Já Bondezan encontrou sucesso na televisão de um modo privado. Antes de os artistas se dividirem em plataformas de streaming, ela já circulava por diferentes emissoras. Em seguida estrear na Band, esteve em 2000 em “Terreno Nostra”, da Orbe, e quatro anos depois em “Chocolate com Pimenta”, do mesmo ducto. Seus maiores sucessos, no entanto, são as novelas do SBT, onde teve oportunidades de encarnar várias vilãs.
Ela reconhece que a Orbe tem a melhor estrutura de produção, mas afirma que o envolvente familiar do SBT é bom para se trabalhar. De consonância com a atriz, as pessoas subestimam o sucesso, sobretudo nas camadas populares, das versões feitas de folhetins estrangeiros. É o caso da venezuelana “Esmeralda”, em que ela viveu Fátima Álvares, ou da mexicana “Cúmplices de um Resgate”, de sua personagem Marina.
“Quando eu viajo com as minhas peças para o Nordeste, as pessoas me cumprimentam pelo sucesso de ‘Esmeralda’, não pelas novelas da Orbe”, diz ela, que fez sucesso nos palcos com “A Golondrina”. Com “Radojka”, Orth e Bondezan querem espantar qualquer preconceito contra a comédia no cenário teatral.
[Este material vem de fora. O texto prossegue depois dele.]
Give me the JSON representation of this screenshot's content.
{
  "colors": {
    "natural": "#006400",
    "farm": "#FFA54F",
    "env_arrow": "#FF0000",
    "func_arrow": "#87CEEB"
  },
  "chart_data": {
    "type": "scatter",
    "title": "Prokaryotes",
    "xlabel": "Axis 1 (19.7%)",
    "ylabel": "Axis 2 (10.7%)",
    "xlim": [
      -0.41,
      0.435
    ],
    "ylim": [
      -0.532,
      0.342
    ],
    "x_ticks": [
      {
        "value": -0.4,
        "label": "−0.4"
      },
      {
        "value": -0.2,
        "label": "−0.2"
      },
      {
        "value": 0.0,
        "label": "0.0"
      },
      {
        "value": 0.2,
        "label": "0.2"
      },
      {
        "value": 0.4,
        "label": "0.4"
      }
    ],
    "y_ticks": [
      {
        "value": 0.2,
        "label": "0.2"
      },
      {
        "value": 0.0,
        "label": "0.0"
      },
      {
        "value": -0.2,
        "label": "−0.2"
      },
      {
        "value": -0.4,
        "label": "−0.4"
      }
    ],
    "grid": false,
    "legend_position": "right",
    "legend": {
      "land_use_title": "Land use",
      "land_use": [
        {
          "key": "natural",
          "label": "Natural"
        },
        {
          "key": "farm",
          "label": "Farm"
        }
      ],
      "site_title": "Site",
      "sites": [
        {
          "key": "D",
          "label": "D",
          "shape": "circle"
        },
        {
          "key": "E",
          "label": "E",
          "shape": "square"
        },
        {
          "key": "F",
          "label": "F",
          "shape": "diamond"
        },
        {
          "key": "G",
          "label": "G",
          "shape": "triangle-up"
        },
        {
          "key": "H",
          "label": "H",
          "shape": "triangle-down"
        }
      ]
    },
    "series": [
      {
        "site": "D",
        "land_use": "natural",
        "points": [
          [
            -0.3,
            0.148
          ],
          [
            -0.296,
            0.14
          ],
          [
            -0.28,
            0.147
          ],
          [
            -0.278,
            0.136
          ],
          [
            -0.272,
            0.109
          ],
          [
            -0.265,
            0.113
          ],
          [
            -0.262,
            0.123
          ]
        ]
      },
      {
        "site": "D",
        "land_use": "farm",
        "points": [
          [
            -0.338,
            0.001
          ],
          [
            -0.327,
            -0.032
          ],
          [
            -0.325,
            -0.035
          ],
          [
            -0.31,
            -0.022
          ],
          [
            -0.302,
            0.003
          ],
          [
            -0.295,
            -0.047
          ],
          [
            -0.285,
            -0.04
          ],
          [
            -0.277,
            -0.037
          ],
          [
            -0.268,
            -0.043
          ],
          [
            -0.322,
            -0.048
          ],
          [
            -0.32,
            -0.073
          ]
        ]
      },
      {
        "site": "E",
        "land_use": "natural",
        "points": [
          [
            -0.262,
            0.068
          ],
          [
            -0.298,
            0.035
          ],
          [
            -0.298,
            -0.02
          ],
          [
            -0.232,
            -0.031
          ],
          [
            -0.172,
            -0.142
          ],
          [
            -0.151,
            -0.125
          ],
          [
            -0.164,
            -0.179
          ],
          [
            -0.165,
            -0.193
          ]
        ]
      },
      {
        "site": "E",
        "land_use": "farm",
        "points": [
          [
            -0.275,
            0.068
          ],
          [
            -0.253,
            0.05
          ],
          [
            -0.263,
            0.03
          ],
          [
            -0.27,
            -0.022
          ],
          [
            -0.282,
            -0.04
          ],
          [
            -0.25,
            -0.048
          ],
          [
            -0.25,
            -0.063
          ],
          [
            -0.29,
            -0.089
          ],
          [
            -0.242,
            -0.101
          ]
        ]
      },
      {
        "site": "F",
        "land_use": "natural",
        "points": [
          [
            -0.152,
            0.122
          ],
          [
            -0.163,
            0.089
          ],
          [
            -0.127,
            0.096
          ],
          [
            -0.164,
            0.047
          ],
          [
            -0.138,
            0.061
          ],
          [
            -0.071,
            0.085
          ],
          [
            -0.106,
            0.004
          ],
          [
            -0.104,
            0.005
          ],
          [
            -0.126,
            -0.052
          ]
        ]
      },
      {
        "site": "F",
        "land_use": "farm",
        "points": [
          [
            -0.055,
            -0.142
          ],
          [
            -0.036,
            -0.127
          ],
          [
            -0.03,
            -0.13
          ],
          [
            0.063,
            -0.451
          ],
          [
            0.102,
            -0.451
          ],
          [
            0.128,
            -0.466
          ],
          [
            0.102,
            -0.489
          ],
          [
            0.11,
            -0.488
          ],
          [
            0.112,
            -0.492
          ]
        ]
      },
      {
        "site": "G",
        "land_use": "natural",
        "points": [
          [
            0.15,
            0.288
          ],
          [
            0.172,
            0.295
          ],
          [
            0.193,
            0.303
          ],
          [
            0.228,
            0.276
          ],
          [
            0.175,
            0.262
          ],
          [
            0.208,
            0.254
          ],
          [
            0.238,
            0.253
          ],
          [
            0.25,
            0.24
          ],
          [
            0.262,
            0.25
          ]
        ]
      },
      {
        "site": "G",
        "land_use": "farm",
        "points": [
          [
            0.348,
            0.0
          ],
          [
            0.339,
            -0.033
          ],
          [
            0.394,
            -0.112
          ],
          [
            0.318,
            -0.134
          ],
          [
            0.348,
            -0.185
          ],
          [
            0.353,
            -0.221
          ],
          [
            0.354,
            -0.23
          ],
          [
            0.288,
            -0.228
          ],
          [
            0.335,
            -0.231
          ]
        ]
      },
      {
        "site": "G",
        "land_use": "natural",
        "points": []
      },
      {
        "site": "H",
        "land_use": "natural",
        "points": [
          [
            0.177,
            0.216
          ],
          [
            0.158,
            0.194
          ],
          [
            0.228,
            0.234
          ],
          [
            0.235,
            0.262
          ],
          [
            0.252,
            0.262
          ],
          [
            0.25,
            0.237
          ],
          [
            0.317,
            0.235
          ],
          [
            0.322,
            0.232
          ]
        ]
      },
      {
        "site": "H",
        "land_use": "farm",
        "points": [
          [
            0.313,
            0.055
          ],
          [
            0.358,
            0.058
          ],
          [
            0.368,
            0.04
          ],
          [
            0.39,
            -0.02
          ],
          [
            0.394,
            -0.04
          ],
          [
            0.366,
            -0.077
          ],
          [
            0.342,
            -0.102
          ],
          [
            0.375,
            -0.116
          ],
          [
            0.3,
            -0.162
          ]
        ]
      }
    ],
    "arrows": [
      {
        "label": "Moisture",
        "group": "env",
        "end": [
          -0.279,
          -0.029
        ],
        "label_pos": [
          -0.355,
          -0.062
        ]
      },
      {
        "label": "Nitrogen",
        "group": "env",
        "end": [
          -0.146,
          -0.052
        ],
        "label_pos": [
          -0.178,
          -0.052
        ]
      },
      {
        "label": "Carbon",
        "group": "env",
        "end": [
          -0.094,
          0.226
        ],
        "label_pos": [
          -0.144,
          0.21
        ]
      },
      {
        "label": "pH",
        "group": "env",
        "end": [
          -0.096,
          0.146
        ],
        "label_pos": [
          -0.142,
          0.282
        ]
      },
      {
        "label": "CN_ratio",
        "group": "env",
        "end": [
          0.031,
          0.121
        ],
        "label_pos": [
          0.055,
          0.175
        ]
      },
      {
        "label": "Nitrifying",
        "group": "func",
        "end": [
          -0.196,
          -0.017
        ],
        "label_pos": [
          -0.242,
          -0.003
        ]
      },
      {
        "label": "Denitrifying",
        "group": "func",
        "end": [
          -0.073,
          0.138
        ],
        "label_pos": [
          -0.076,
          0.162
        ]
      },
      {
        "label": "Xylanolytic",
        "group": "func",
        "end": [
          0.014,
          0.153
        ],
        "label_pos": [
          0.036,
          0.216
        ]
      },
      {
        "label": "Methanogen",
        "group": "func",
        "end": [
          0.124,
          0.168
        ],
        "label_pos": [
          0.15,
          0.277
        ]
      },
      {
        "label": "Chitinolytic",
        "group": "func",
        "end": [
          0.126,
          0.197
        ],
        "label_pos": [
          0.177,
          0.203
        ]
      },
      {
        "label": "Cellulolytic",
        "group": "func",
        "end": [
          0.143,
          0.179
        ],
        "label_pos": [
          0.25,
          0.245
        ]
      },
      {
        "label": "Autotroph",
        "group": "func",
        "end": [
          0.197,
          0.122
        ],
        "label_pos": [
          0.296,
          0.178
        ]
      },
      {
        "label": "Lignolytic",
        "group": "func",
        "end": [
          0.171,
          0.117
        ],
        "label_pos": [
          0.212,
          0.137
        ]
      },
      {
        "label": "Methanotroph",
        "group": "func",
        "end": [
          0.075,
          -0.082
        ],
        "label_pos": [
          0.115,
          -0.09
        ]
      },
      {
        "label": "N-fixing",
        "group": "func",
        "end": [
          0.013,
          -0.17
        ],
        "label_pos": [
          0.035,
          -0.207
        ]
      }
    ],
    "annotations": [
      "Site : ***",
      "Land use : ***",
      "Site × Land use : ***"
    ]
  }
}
Orth, por exemplo, diz que o termo “besteirol”, inicialmente usado para denominar uma combativa escola de humor dos anos 1970, tem sido usado de um modo inadequado. “Os mais inteligentes riem primeiro. Os burros riem depois. Dá um delay, um detença. O humor é o prazer da perceptibilidade”, diz.